Editor’s Note: The edited version of this article previously stated that “representatives and the Speaker did not have enough knowledge of their own procedures to know that the President and Vice President were allowed to speak.” This is incorrect and the consensus has been amended in this updated version.
A recent meeting of SGA’s Undergraduate House of Representatives (UHR) was brought to a head when Speaker of the House Darryl Terry, II ordered the removal of the Undergraduate SGA President and Vice President from the room. This event was precipitated by a growing schism between the executive branch of SGA and the Speaker, who is technically a member of the executive cabinet.

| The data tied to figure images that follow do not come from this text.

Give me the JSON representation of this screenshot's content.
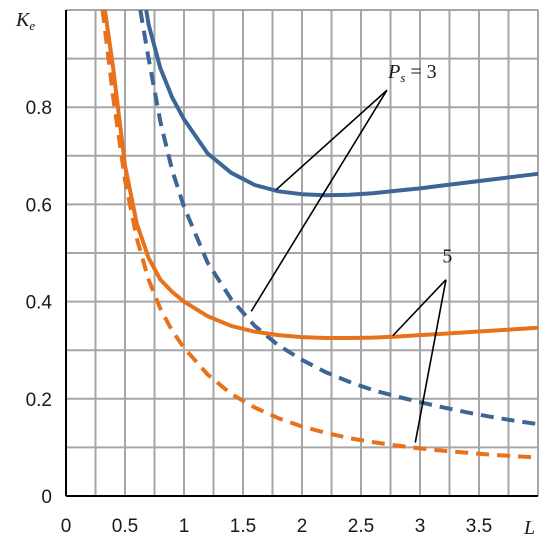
{
  "chart_data": {
    "type": "line",
    "xlabel": "L",
    "ylabel": "Ke",
    "xlim": [
      0,
      4
    ],
    "ylim": [
      0,
      1
    ],
    "grid": true,
    "x_ticks": [
      0,
      0.5,
      1,
      1.5,
      2,
      2.5,
      3,
      3.5
    ],
    "x_tick_labels": [
      "0",
      "0.5",
      "1",
      "1.5",
      "2",
      "2.5",
      "3",
      "3.5"
    ],
    "y_ticks": [
      0,
      0.2,
      0.4,
      0.6,
      0.8
    ],
    "y_tick_labels": [
      "0",
      "0.2",
      "0.4",
      "0.6",
      "0.8"
    ],
    "colors": {
      "ps3": "#3d6596",
      "ps5": "#e8711c",
      "grid": "#a6a6a6",
      "axis": "#000000"
    },
    "series": [
      {
        "key": "ps3_solid",
        "style": "solid",
        "color": "#3d6596",
        "x": [
          0.68,
          0.7,
          0.8,
          0.9,
          1.0,
          1.2,
          1.4,
          1.6,
          1.8,
          2.0,
          2.2,
          2.4,
          2.6,
          2.8,
          3.0,
          3.2,
          3.4,
          3.6,
          3.8,
          4.0
        ],
        "y": [
          1.0,
          0.97,
          0.88,
          0.82,
          0.775,
          0.705,
          0.665,
          0.64,
          0.627,
          0.621,
          0.619,
          0.62,
          0.623,
          0.628,
          0.633,
          0.639,
          0.645,
          0.651,
          0.657,
          0.663
        ]
      },
      {
        "key": "ps3_dashed",
        "style": "dashed",
        "color": "#3d6596",
        "x": [
          0.63,
          0.7,
          0.8,
          0.9,
          1.0,
          1.2,
          1.4,
          1.6,
          1.8,
          2.0,
          2.2,
          2.4,
          2.6,
          2.8,
          3.0,
          3.2,
          3.4,
          3.6,
          3.8,
          4.0
        ],
        "y": [
          1.0,
          0.9,
          0.77,
          0.67,
          0.595,
          0.48,
          0.405,
          0.35,
          0.31,
          0.28,
          0.255,
          0.235,
          0.218,
          0.205,
          0.193,
          0.182,
          0.172,
          0.163,
          0.155,
          0.148
        ]
      },
      {
        "key": "ps5_solid",
        "style": "solid",
        "color": "#e8711c",
        "x": [
          0.33,
          0.4,
          0.5,
          0.6,
          0.7,
          0.8,
          0.9,
          1.0,
          1.2,
          1.4,
          1.6,
          1.8,
          2.0,
          2.2,
          2.4,
          2.6,
          2.8,
          3.0,
          3.2,
          3.4,
          3.6,
          3.8,
          4.0
        ],
        "y": [
          1.0,
          0.88,
          0.68,
          0.56,
          0.49,
          0.445,
          0.42,
          0.4,
          0.37,
          0.35,
          0.338,
          0.331,
          0.327,
          0.325,
          0.325,
          0.326,
          0.328,
          0.331,
          0.334,
          0.337,
          0.34,
          0.343,
          0.346
        ]
      },
      {
        "key": "ps5_dashed",
        "style": "dashed",
        "color": "#e8711c",
        "x": [
          0.31,
          0.4,
          0.5,
          0.6,
          0.7,
          0.8,
          0.9,
          1.0,
          1.2,
          1.4,
          1.6,
          1.8,
          2.0,
          2.2,
          2.4,
          2.6,
          2.8,
          3.0,
          3.2,
          3.4,
          3.6,
          3.8,
          4.0
        ],
        "y": [
          1.0,
          0.82,
          0.65,
          0.53,
          0.445,
          0.385,
          0.34,
          0.305,
          0.25,
          0.21,
          0.182,
          0.16,
          0.143,
          0.13,
          0.119,
          0.111,
          0.104,
          0.098,
          0.093,
          0.089,
          0.085,
          0.082,
          0.079
        ]
      }
    ],
    "annotations": [
      {
        "label_key": "ps3",
        "ps_prefix": "P",
        "ps_sub": "s",
        "ps_suffix": " = 3",
        "anchor": [
          2.72,
          0.835
        ],
        "text_at": [
          2.73,
          0.86
        ],
        "targets": [
          [
            1.78,
            0.63
          ],
          [
            1.57,
            0.38
          ]
        ]
      },
      {
        "label_key": "ps5",
        "text": "5",
        "anchor": [
          3.22,
          0.445
        ],
        "text_at": [
          3.19,
          0.48
        ],
        "targets": [
          [
            2.77,
            0.33
          ],
          [
            2.96,
            0.11
          ]
        ]
      }
    ]
  }
}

The removal came as Evan Gillon and Ayodeji Aladesanmi, SGA President and Vice President, respectively, sought to comment on a matter being discussed during UHR. Although the executive duo traditionally do not speak during UHR, this occasion called for them to make their voices heard. Although the executive duo are traditionally permitted to speak before the House, Terry was within his rights to deny them time on the floor. The fact that several representatives attempted to yield their time to Gillon and Aladesanmi, however, makes the situation a bit more peculiar.
In an actual legislative body, comprised entirely of members with a strong knowledge of the laws, this would be understandable. In a student government meeting, where the President and Vice President have a much more thorough understanding of the bylaws than many of the students making up the House, denying them the right to speak borders on irresponsible.
Furthermore, this sort of drama has no place in a gathering of student leaders and undergraduate representatives. If the rift between the Speaker and the executive branch interferes with the internal operation of SGA, it is working to the detriment of the student body. Students come to UHR to either advocate for their organization or carry out their duties as a representative. At the end of the day, these are all Tech students that have made a commitment to campus and their respective organizations. Playing political games simply wastes everyone’s time.
Effective internal communication is crucial for the success of SGA. If individual parties decide to act of their own accord and at the expense of their peers, their actions are tantamount to shirking their obligation to the student body.
A separation between the Speaker and the executive branch is not inherently bad. The obstinate manner in which Terry is approaching the matter, however, directly interferes with the smooth operation of UHR. If Terry had not eschewed the traditional practice of sitting in on executive cabinet meetings, Gillon and Aladesanmi may not have even felt the need to speak on the House floor. A Speaker serves a conduit of information from the executive branch to UHR. If he refuses to act in this capacity, he should at least let them speak.